Black Hearted (The Margarelli Brothers 1) - Page 47

I shook my head ruefully. Look at what I was becoming. I was waxing poetic about the goddamn sky, for Christ’s sake. It should freak me out.

It did freak me out on some deep, metaphysical level. But I had no desire to fight it, either. My life was changing for the better. The only real dark cloud on the horizon was the worry that now stained the beautiful skies ahead.

The stakes were so much higher now, the uncertainly and fragility of life, even if we didn’t live within a subset of people who regularly courted death. The game had changed for me completely.

I had more to lose now.

I had them.

My girls.

I informed my team that I was going to walk to Francesca’s mansion. Tiny gave me an odd look but didn’t say a word. He hopped out of the limo and jogged to catch up. I didn’t know a man that big could jog. I was certain we made quite a pair as we walked down the street in our handmade Italian suits.

I was whistling as I passed a flower shop and decided to step inside. It was not my regular shop, where I had sent Francesca so many flowers from during the time we had to be discrete. Well, no more. No one could stop our love now. And I felt like celebrating that among many, many other things.

I ordered two oversized bouquets, pink peonies for my love and a sweet overstuffed gathering of daisies, wildflowers, and several massive sunflowers for my other, smaller angel. I was new to the fun of treating my woman and her daughter like the princess and queen that they were, but it was already one of my favorite things. I had plans to do it extravagantly, and for the rest of my life.

I carried the flowers out with every intention of hand delivering them. I could not wait to see two pretty, shining faces smiling up at me when I gave them the bouquets. They would be sweet. Grateful. And perhaps they would even reward me with kisses. Kisses on the cheek from Angelique, and sultry kisses from my love, wherever she wanted to place them.

It was entirely up to her, I thought, feeling generous.

The past few weeks had been heaven. Better than heaven. Heaven could sell tickets to what life with Francesca and Angelique was like. I had been spoiling them rotten every chance I got. Flowers, gifts, jewelry, clothing. I knew it was the little things that pleased them most.

I couldn’t wait to see the look on Angelique’s face when she saw the sunflowers. I knew how much she loved them. The little girl had mentioned wanting a puppy, too. That was next on my list. As soon as I got permission from her gorgeous mother.

But when I got there, no one was home. The staff, yes. Maria, yes. But her eyes were red and swollen from crying.

Dread started to pound through my veins, dark and heavy.

That’s when I saw it. Frankie’s personal guards were there, freaking out. They were trying to find Francesca and Angelique, who had gone missing almost an hour earlier. An hour. And no one had thought to call me.

All hell was breaking loose.

“What do you mean, they are gone?” I demanded of the guards. If they were my men, they would get a beatdown, or worse. Much worse. I personally wanted to execute them on the spot, but not until I extracted the information and inflicted pain. Lots of pain.

Turns out I was suddenly in the finger breaking mood, after all. They were lucky I didn’t have a hacksaw or a pair of pliers. They were even luckier that they weren’t my men.

Francesca would kill me if I disciplined her men. But I didn’t care. She wasn’t here, dammit. And at the moment, I was worried clear out of my mind, furious with her inept guards, and ready to throw her over my knee and spank her.

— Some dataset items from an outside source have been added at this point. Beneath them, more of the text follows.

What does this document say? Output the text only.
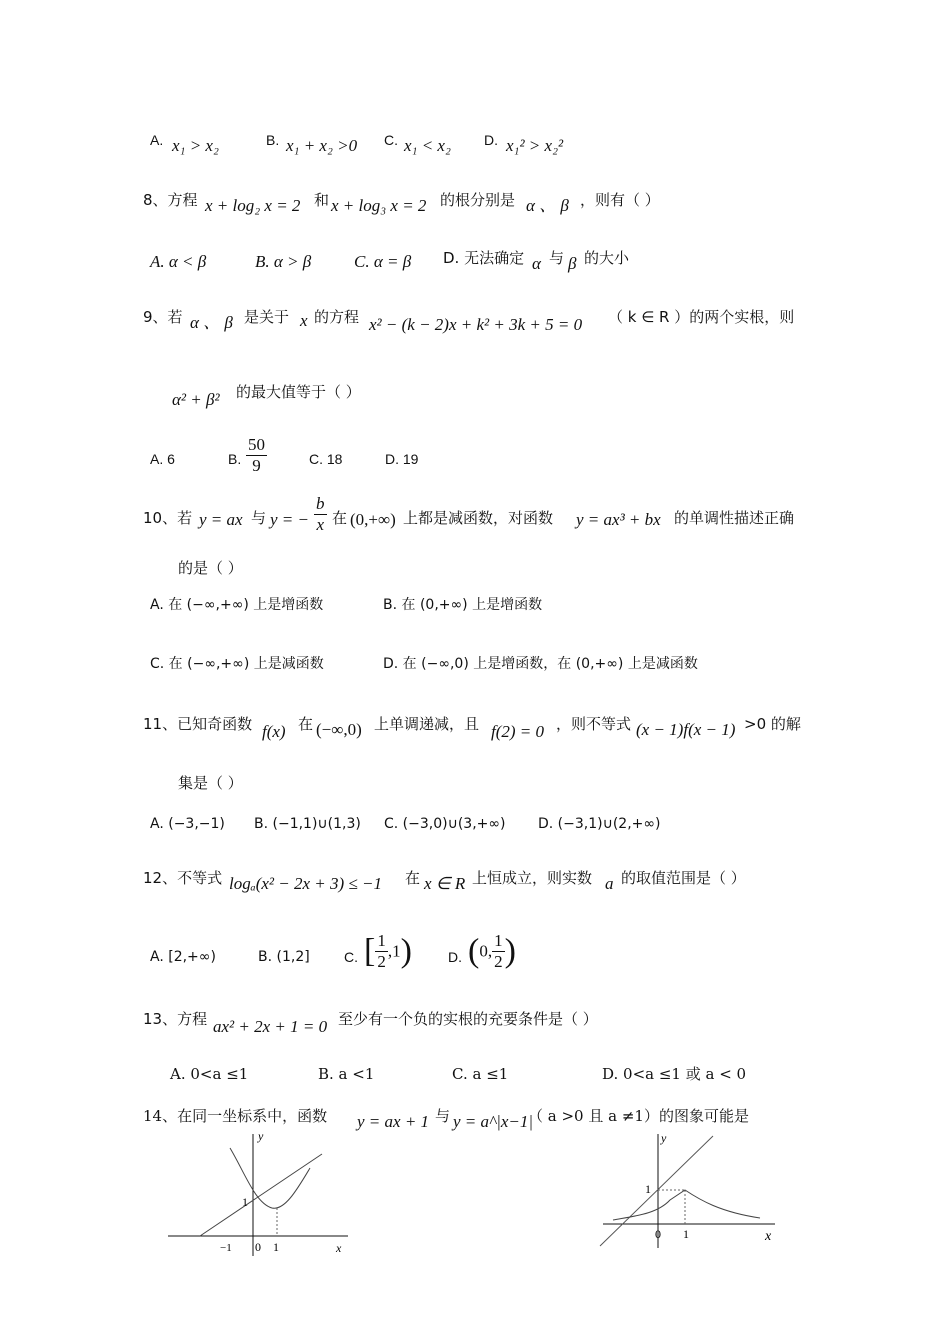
A. x₁ > x₂	B. x₁ + x₂ >0 C. x₁ < x₂ D. x₁² > x₂²
8、方程 x + log₂ x = 2 和 x + log₃ x = 2 的根分别是 α 、 β ，则有（ ）
A. α < β	B. α > β	C. α = β D. 无法确定 α 与 β 的大小
9、若 α 、 β 是关于 x 的方程 x² − (k − 2)x + k² + 3k + 5 = 0 （ k ∈ R ）的两个实根，则
α² + β² 的最大值等于（ ）
A. 6	B. $\frac{50}{9}$	C. 18	D. 19
10、若 y = ax 与 y = − $\frac{b}{x}$ 在 (0,+∞) 上都是减函数，对函数 y = ax³ + bx 的单调性描述正确
的是（ ）
A. 在 (−∞,+∞) 上是增函数	B. 在 (0,+∞) 上是增函数
C. 在 (−∞,+∞) 上是减函数	D. 在 (−∞,0) 上是增函数，在 (0,+∞) 上是减函数
11、已知奇函数 f(x) 在 (−∞,0) 上单调递减，且 f(2) = 0 ，则不等式 (x − 1)f(x − 1) >0 的解
集是（ ）
A. (−3,−1) B. (−1,1)∪(1,3) C. (−3,0)∪(3,+∞) D. (−3,1)∪(2,+∞)
12、不等式 logₐ(x² − 2x + 3) ≤ −1 在 x ∈ R 上恒成立，则实数 a 的取值范围是（ ）
A. [2,+∞)	B. (1,2] C. [ $\frac{1}{2} ,1$)	D. (0, $\frac{1}{2}$ )
13、方程 ax² + 2x + 1 = 0 至少有一个负的实根的充要条件是（ ）
A. 0<a ≤1	B. a <1	C. a ≤1	D. 0<a ≤1 或 a < 0
14、在同一坐标系中，函数 y = ax + 1 与 y = a^|x−1|
（ a >0 且 a ≠1）的图象可能是
y
x
1
−1 0 1
y
x
1
0 1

A hell of a lot harder, this time.

I just had to find her first.

“They slipped out. We didn’t see them go.”

“They left of their own accord? Are you certain?”

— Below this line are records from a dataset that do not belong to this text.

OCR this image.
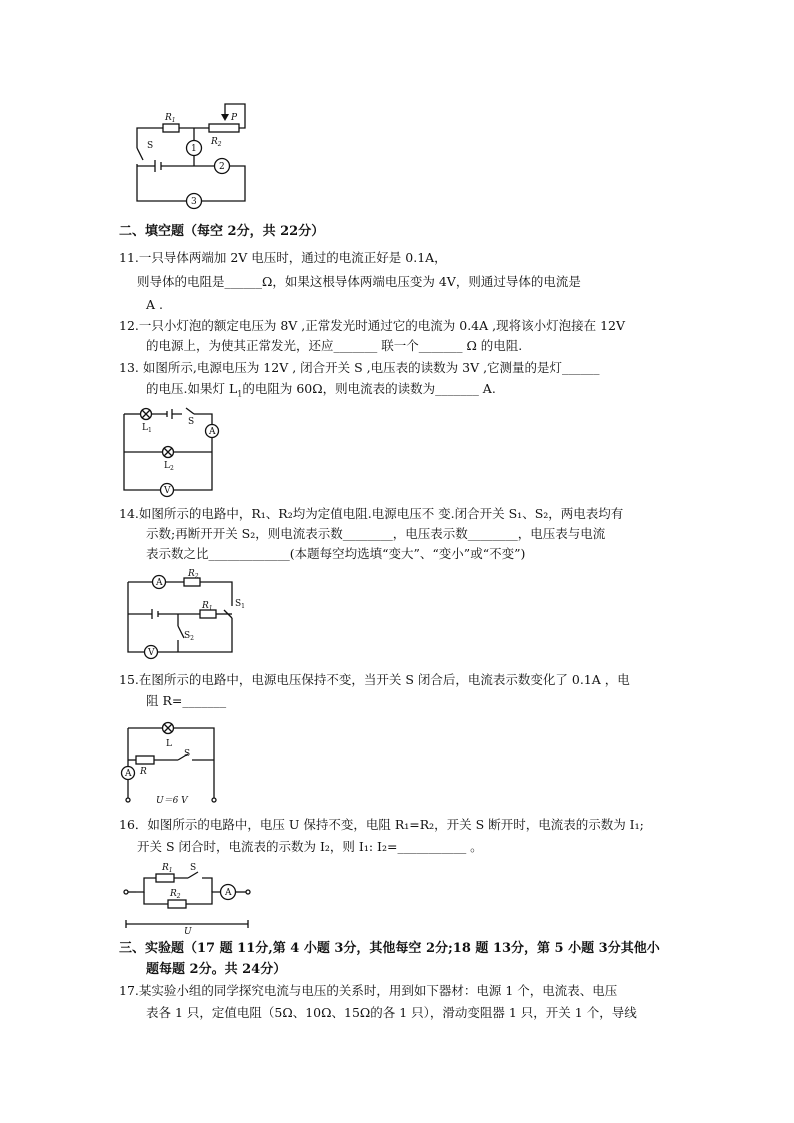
$R_1$
$R_2$
P
S	1
2
3
二、填空题（每空 2分，共 22分）
11.一只导体两端加 2V 电压时，通过的电流正好是 0.1A，
则导体的电阻是______Ω，如果这根导体两端电压变为 4V，则通过导体的电流是
A .
12.一只小灯泡的额定电压为 8V ,正常发光时通过它的电流为 0.4A ,现将该小灯泡接在 12V
的电源上，为使其正常发光，还应_______ 联一个_______ Ω 的电阻.
13. 如图所示,电源电压为 12V , 闭合开关 S ,电压表的读数为 3V ,它测量的是灯______
的电压.如果灯 $L_1$的电阻为 60Ω，则电流表的读数为_______ A.
$L_1$
$L_2$
S
A
V
14.如图所示的电路中，R₁、R₂均为定值电阻.电源电压不 变.闭合开关 S₁、S₂，两电表均有
示数;再断开开关 S₂，则电流表示数________，电压表示数________，电压表与电流
表示数之比_____________(本题每空均选填“变大”、“变小”或“不变”)
A
V
$R_2$
$R_1$ $S_1$
$S_2$
15.在图所示的电路中，电源电压保持不变，当开关 S 闭合后，电流表示数变化了 0.1A ，电
阻 R=_______
L
R
S
A
U＝6 V
16．如图所示的电路中，电压 U 保持不变，电阻 R₁=R₂，开关 S 断开时，电流表的示数为 I₁;
开关 S 闭合时，电流表的示数为 I₂，则 I₁: I₂=___________ 。
$R_1$
$R_2$
S
A
U
三、实验题（17 题 11分,第 4 小题 3分，其他每空 2分;18 题 13分，第 5 小题 3分其他小
题每题 2分。共 24分）
17.某实验小组的同学探究电流与电压的关系时，用到如下器材：电源 1 个，电流表、电压
表各 1 只，定值电阻（5Ω、10Ω、15Ω的各 1 只），滑动变阻器 1 只，开关 1 个，导线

They looked at each other and shook their heads.

“You know this could be a reprisal? If someone thought she was responsible . . .” I let the words hang and the sentence go unfinished. If Philip’s family thought she was the one who had killed him . . . if they blamed her for what I had done . . .

The thought was far too grim to even consider.

I would never forgive myself if something happened to her. It would be even more hellish if it was revenge for something I had done. And I would sure as fuck never forgive her team. None of them. They would pay for this if anything actually happened to her.